Mi hermano Bruno se quedó a mitad de la escalera, boquiabierto. Mi madre parpadeó, incapaz de procesar la frase.

Alejandro sacó una pequeña caja de terciopelo del bolsillo y me la entregó. Dentro había una llave y una etiqueta de una firma de alta costura colgada junto a la puerta.

—Sé exactamente lo que ha hecho—dijo, mirando fijamente a mi madre—. Y esto no se va a quedar así.

Antes de irse, añadió con una frialdad perfecta:
—Me llevo a mi esposa. Mañana hablaremos… de consecuencias.

Mientras cruzábamos el umbral, una pregunta martillaba el aire:

¿Quién era realmente Alejandro Vega… y qué precio iba a pagar mi familia cuando descubrieran la verdad?

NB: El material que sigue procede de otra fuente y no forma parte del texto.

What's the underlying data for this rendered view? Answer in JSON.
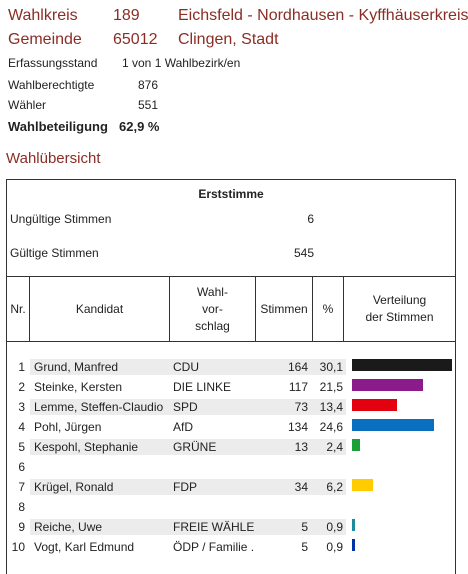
{
  "header": {
    "wahlkreis_label": "Wahlkreis",
    "wahlkreis_nr": "189",
    "wahlkreis_name": "Eichsfeld - Nordhausen - Kyffhäuserkreis",
    "gemeinde_label": "Gemeinde",
    "gemeinde_nr": "65012",
    "gemeinde_name": "Clingen, Stadt"
  },
  "info": {
    "erfassungsstand_label": "Erfassungsstand",
    "erfassungsstand_value": "1 von 1 Wahlbezirk/en",
    "wahlberechtigte_label": "Wahlberechtigte",
    "wahlberechtigte_value": "876",
    "waehler_label": "Wähler",
    "waehler_value": "551",
    "wahlbeteiligung_label": "Wahlbeteiligung",
    "wahlbeteiligung_value": "62,9 %"
  },
  "section_title": "Wahlübersicht",
  "table": {
    "title": "Erststimme",
    "ungueltige_label": "Ungültige Stimmen",
    "ungueltige_value": "6",
    "gueltige_label": "Gültige Stimmen",
    "gueltige_value": "545",
    "columns": {
      "nr": "Nr.",
      "kandidat": "Kandidat",
      "wahlvorschlag_1": "Wahl-",
      "wahlvorschlag_2": "vor-",
      "wahlvorschlag_3": "schlag",
      "stimmen": "Stimmen",
      "prozent": "%",
      "verteilung_1": "Verteilung",
      "verteilung_2": "der Stimmen"
    },
    "rows": [
      {
        "nr": "1",
        "name": "Grund, Manfred",
        "party": "CDU",
        "votes": "164",
        "pct": "30,1",
        "share": 30.1,
        "color": "#1a1a1a"
      },
      {
        "nr": "2",
        "name": "Steinke, Kersten",
        "party": "DIE LINKE",
        "votes": "117",
        "pct": "21,5",
        "share": 21.5,
        "color": "#8b1a8b"
      },
      {
        "nr": "3",
        "name": "Lemme, Steffen-Claudio",
        "party": "SPD",
        "votes": "73",
        "pct": "13,4",
        "share": 13.4,
        "color": "#e3000f"
      },
      {
        "nr": "4",
        "name": "Pohl, Jürgen",
        "party": "AfD",
        "votes": "134",
        "pct": "24,6",
        "share": 24.6,
        "color": "#0a6fbf"
      },
      {
        "nr": "5",
        "name": "Kespohl, Stephanie",
        "party": "GRÜNE",
        "votes": "13",
        "pct": "2,4",
        "share": 2.4,
        "color": "#1aa037"
      },
      {
        "nr": "6",
        "name": "",
        "party": "",
        "votes": "",
        "pct": "",
        "share": 0,
        "color": "#ffffff"
      },
      {
        "nr": "7",
        "name": "Krügel, Ronald",
        "party": "FDP",
        "votes": "34",
        "pct": "6,2",
        "share": 6.2,
        "color": "#ffcc00"
      },
      {
        "nr": "8",
        "name": "",
        "party": "",
        "votes": "",
        "pct": "",
        "share": 0,
        "color": "#ffffff"
      },
      {
        "nr": "9",
        "name": "Reiche, Uwe",
        "party": "FREIE WÄHLER",
        "votes": "5",
        "pct": "0,9",
        "share": 0.9,
        "color": "#1a8c9c"
      },
      {
        "nr": "10",
        "name": "Vogt, Karl Edmund",
        "party": "ÖDP / Familie ..",
        "votes": "5",
        "pct": "0,9",
        "share": 0.9,
        "color": "#0033aa"
      }
    ]
  },
  "colors": {
    "header_text": "#8b2d24",
    "row_band": "#ececec"
  }
}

El coche avanzaba por las calles de Madrid en un silencio espeso. Yo miraba mis manos, aún temblorosas. Alejandro conducía con una precisión casi quirúrgica.

—Lo siento—murmuré—. No quería que lo supieras así.

Él detuvo el coche en un semáforo y me miró.
—Hanna, llevas años protegiéndolos. Hoy se acabó.

No me llevó de compras. Me llevó a un ático discreto en Salamanca, lejos del lujo ostentoso. Allí, por primera vez en mucho tiempo, me sentí segura.